ED 04/21 Windkraftzubau: NRW bremst Energiewende (S.19)
Mini-Windpark im Vorgarten Miniwindräder rechnen sich in Deutschland kaum: Genehmigungs- und Materialkosten sind hoch, die Vergütung für die produzierte Energie ist dagegen viel zu niedrig

Mini-Windpark im Vorgarten

Miniwindräder rechnen sich in Deutschland kaum: Genehmigungs- und Materialkosten sind hoch, die Vergütung für die produzierte Energie ist dagegen viel zu niedrig. Von Nicole Weinhold, Redaktion Neue Energie.
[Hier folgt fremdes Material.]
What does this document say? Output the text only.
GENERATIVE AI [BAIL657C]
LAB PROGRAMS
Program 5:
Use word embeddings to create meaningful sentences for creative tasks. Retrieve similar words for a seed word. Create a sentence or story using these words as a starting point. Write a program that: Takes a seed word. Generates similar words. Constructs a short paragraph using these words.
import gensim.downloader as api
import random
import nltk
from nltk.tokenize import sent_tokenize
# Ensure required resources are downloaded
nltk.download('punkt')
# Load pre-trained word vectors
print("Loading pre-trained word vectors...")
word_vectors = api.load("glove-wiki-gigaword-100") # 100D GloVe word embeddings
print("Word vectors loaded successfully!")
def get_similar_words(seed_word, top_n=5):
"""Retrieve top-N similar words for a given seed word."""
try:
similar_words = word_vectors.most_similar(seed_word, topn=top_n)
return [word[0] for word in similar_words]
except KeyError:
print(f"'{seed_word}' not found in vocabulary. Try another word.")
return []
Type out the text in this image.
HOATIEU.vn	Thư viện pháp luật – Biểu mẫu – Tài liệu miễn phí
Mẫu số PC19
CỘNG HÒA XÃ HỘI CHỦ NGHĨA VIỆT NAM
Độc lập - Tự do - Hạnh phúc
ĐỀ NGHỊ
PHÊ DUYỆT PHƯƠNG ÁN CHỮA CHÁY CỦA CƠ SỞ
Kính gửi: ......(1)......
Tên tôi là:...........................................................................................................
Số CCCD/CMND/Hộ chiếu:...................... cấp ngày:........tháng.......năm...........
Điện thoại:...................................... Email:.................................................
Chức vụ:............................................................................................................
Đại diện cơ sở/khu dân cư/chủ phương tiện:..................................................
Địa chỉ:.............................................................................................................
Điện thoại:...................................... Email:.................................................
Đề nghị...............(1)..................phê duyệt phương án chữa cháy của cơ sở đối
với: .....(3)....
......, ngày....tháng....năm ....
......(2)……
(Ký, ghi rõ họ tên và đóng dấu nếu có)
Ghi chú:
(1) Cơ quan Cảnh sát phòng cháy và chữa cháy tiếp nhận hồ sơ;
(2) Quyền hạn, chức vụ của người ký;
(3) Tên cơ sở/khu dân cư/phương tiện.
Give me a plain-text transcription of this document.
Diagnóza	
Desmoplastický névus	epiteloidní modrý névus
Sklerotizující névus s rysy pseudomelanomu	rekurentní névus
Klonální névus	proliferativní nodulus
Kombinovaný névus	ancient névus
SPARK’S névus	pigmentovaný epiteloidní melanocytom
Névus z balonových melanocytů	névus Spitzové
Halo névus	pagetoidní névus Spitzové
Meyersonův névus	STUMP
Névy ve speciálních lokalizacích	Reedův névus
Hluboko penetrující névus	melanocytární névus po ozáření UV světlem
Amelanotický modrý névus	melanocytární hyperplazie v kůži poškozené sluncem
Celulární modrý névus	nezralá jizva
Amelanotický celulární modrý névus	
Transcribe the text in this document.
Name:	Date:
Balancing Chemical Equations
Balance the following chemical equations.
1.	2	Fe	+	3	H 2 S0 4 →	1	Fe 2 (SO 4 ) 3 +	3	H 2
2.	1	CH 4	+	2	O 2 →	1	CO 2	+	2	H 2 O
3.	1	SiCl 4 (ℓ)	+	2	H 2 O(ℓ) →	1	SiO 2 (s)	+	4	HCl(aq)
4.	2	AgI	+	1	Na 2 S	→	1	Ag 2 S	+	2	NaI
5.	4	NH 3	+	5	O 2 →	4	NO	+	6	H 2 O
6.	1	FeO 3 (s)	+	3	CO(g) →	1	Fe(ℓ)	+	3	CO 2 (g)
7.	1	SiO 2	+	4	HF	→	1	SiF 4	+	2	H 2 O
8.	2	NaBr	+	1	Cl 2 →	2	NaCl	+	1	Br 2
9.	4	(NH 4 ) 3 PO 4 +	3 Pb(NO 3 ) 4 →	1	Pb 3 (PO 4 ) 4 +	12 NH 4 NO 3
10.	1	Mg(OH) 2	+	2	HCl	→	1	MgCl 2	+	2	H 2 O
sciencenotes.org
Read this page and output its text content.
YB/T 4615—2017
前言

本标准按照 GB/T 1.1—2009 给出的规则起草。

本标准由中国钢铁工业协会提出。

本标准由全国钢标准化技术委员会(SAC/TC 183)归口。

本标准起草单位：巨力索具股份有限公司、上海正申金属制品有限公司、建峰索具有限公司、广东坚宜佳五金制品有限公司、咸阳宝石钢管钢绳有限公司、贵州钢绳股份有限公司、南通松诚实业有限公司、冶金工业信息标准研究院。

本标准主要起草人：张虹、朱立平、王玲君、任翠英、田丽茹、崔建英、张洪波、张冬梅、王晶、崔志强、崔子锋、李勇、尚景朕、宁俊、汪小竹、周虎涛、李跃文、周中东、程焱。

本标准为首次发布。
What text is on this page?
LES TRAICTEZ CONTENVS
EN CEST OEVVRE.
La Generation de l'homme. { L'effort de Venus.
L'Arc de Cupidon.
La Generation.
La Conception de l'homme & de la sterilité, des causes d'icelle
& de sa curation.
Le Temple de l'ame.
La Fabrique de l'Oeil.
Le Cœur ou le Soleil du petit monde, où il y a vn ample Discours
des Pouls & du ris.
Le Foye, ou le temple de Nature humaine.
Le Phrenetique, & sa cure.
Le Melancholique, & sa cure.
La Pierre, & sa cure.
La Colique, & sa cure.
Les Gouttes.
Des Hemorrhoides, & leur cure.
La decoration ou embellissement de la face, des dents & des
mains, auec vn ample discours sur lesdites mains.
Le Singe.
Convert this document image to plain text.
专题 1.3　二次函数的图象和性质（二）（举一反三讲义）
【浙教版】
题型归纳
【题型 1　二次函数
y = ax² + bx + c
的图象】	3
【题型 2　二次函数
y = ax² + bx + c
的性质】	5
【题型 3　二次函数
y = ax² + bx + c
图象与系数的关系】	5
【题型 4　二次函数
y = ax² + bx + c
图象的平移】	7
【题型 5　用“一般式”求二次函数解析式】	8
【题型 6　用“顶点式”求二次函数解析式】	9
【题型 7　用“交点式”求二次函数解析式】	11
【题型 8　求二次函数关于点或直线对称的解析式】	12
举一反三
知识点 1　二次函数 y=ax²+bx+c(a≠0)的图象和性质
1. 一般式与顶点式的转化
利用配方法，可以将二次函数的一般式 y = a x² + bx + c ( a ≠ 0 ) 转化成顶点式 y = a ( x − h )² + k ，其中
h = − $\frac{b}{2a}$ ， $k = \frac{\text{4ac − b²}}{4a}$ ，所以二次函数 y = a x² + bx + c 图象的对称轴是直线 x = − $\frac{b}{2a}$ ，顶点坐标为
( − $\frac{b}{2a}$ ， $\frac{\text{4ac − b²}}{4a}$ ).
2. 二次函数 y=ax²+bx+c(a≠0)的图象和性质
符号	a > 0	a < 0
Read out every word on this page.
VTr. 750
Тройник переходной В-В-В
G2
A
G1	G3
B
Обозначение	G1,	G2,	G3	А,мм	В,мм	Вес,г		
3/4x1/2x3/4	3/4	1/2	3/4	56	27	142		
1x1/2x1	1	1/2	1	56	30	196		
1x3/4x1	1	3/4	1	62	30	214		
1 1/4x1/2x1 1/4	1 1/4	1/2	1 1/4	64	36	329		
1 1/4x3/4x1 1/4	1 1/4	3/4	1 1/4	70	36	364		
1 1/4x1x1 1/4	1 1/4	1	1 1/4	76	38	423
(1. Oktober 2007) - Die aktuelle Diskussion um den Klimawandel und steigende Energiepreise lässt viele Menschen nach einer sauberen, unabhängigen Möglichkeit der Stromversorgung Ausschau halten. Die Solaranlage auf dem eigenen Hausdach ist eine Möglichkeit. Was kaum bekannt ist: Derselbe Effekt lässt sich auch mit einer kleinen Windkraftanlage erzielen.

Zu den bekannteren Kleinanlagen- Lieferanten gehört die Conergy AG. Das Hamburger Regenerativunternehmen hatte 2005 den Kleinwindanlagen-Hersteller Inventus übernommen, das Anlagendesign verbessert und verkauft seither 6-kW- und 7,5-kW-Anlagen mit dem Namen Easywind 6 AC beziehungsweise DC. Die Turbinen setzt Conergy in erster Linie bei Kunden rund um das Mittelmeer zur dezentralen Energieversorgung ein. In Deutschland kommen die kleinen Windmühlen dagegen bisher nur vereinzelt zum Einsatz.

Hohe Kosten und viel Bürokratie

Der Grund: Hierzulande sind Kleinwindräder schlicht nicht rentabel. Da ist einmal das Material: Für die Turbine liegen die Kosten je nach Fabrikat zwischen 1.500 und 5.000 Euro pro Kilowatt (kW) Leistung, rund 1.000 bis 3.000 Euro fallen für Netzanschluss und Mast an. Das Kilowatt kann demnach 2.500 bis 8.000 Euro kosten. Zum Vergleich: Bei den großen Maschinen lautet die Faustformel 1.000 Euro pro kW. Also sind die Kleinen bis zu achtmal teurer als Große. Dafür machen sie mehr Spaß und man hat bei entsprechender Verschaltung auch Strom, wenn das Netz mal ausfällt und der Wind weht.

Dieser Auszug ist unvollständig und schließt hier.